Over the past few weeks have been on the pediatrics rotation. I’ve written before that don’t really care for peds as a medical specialty. You see, I dislike working with children. Nothing compares to walking into a child’s room and saying, “Hi, good morning,” and then the kid immediately begins screaming and crying.
There is a stereotype that the field is dominated by women who want nothing more than to play the role of an overeducated babysitter. And while there is some great research that goes into the field, many of the practitioners do fill a bit of those stereotypes. I’ve met quite a few female residents who say they want nothing more than to get married, raise their children as a stay-at-home mom, and then work part time as a pediatrician.
A few days ago, my team needed to meet with our intern before we could check out for the afternoon. We called her to find out where she was, and she replied, “We’re playing with the babies at the nurses station.” I thought she was just kidding. But when we found her, sure enough, every resident and gone into a patient’s room, grabbed a baby, and was found at the nurses station rocking them and playing with them. Now I’m not scared of babies, but I was a little put off when one of my teammates came to me and handed me a six-month-old to hold.
She said, “Talk to him. He needs stimulation.”
“What should I say?”
She replied, “It doesn’t matter. He’s deaf.”
“Then why should I say anything at all? Especially if he can’t hear me?”
“But you never know, he could regain his hearing.”
And now you know what I’ve been working with. My whole team is filled with women who want to go into the specialty. I’m the only one who wants to practice on adults. While most of the kids are fairly benign, I ran across one child earlier this week whose parents had used screaming, profanity, and threats of violence as a way to discipline their child. My assigned three-year-old picked up many of their bad habits. I sat outside his room copying down vital signs when I heard, “Shit shit shit shit.”
I thought to myself, there’s no way he was just saying that.
Then I heard it again: “Shit shit shit shit.”
I walked into his room and introduced myself by saying, “Hi there, Arnold. My name is Half M.D. I’m going to be taking care of you while you’re here in the hospital.”
He replied, “Shut your mouth. I’m going to beat your ass you son of a bitch.”
To the outside observer a cursing three-year-old might seem pretty funny. However, I had to be the one to deal with this mess. I asked the mother where he had learned such words. She said, “Not from me. Sit down, child! I’m going to slap you!”
The kid then raised a royal tantrum and started throwing things. I managed to calm him down for a bit so I could go through the physical exam. I gave him my reflex hammer and told him he was supposed to hit a spot on the bed when I told him to, and then stand absolutely straight after hitting that spot. I found that for many children, letting them play with my reflex hammer and turning it into a game is the best way to calm them down. I’ve also discovered that for children who have a phobia of stethoscopes, if I let them listen to my heart first, they’ll usually let me listen to theirs next.

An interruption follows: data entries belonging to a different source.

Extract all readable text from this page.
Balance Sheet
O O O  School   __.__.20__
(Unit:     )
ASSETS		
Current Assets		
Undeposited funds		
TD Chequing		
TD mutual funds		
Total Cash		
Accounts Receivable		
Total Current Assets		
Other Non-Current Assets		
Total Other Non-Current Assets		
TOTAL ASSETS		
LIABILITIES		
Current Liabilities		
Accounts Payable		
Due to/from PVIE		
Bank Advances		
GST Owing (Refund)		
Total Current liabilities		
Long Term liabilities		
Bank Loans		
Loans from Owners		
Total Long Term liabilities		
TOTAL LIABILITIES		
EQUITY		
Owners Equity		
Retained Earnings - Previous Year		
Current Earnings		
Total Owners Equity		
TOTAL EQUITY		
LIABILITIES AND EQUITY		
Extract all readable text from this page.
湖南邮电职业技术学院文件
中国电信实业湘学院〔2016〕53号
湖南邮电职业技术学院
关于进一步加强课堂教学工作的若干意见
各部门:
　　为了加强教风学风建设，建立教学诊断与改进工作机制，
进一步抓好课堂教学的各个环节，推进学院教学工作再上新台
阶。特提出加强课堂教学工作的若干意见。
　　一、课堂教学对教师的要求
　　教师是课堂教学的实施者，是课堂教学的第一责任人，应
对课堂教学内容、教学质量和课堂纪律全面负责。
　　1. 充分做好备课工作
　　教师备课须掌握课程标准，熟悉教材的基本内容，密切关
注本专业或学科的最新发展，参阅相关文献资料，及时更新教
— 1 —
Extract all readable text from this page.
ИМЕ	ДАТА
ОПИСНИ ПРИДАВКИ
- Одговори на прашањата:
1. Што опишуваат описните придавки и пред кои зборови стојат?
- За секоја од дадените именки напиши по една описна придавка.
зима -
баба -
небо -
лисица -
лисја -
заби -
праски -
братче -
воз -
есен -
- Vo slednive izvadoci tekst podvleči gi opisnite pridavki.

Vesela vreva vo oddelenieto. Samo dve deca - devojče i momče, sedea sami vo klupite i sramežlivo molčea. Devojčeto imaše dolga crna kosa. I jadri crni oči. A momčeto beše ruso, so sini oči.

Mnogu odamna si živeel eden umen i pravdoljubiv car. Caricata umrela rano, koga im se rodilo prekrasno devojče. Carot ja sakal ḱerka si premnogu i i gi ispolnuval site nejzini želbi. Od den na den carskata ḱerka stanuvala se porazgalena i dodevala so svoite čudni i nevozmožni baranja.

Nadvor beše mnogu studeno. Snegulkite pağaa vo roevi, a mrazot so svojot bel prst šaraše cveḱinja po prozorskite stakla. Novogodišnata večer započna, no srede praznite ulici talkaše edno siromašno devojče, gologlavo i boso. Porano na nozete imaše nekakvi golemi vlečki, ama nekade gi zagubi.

When the exam was over, I needed to take back my reflex hammer. As expected, he started screaming. I then said, “Goodbye, Arnold. I’ll see you a little bit later.” He responded by spitting at me and saying, “I’m going to beat your ass.” I think that the child is going to be in prison by age 12.
I was growing pretty worried during rounds because I was scheduled to present my case last. I was wondering how I was going to tell everyone, “This is a three-year-old child who presents with cough and fever of two days’ duration. Social history is remarkable for a lot of profanity.” Luckily for me, while we were standing in the hallway outside of a patient’s room, Arnold walked by with his mother saying, “Bitch bitch bitch bitch…” and there went my patient.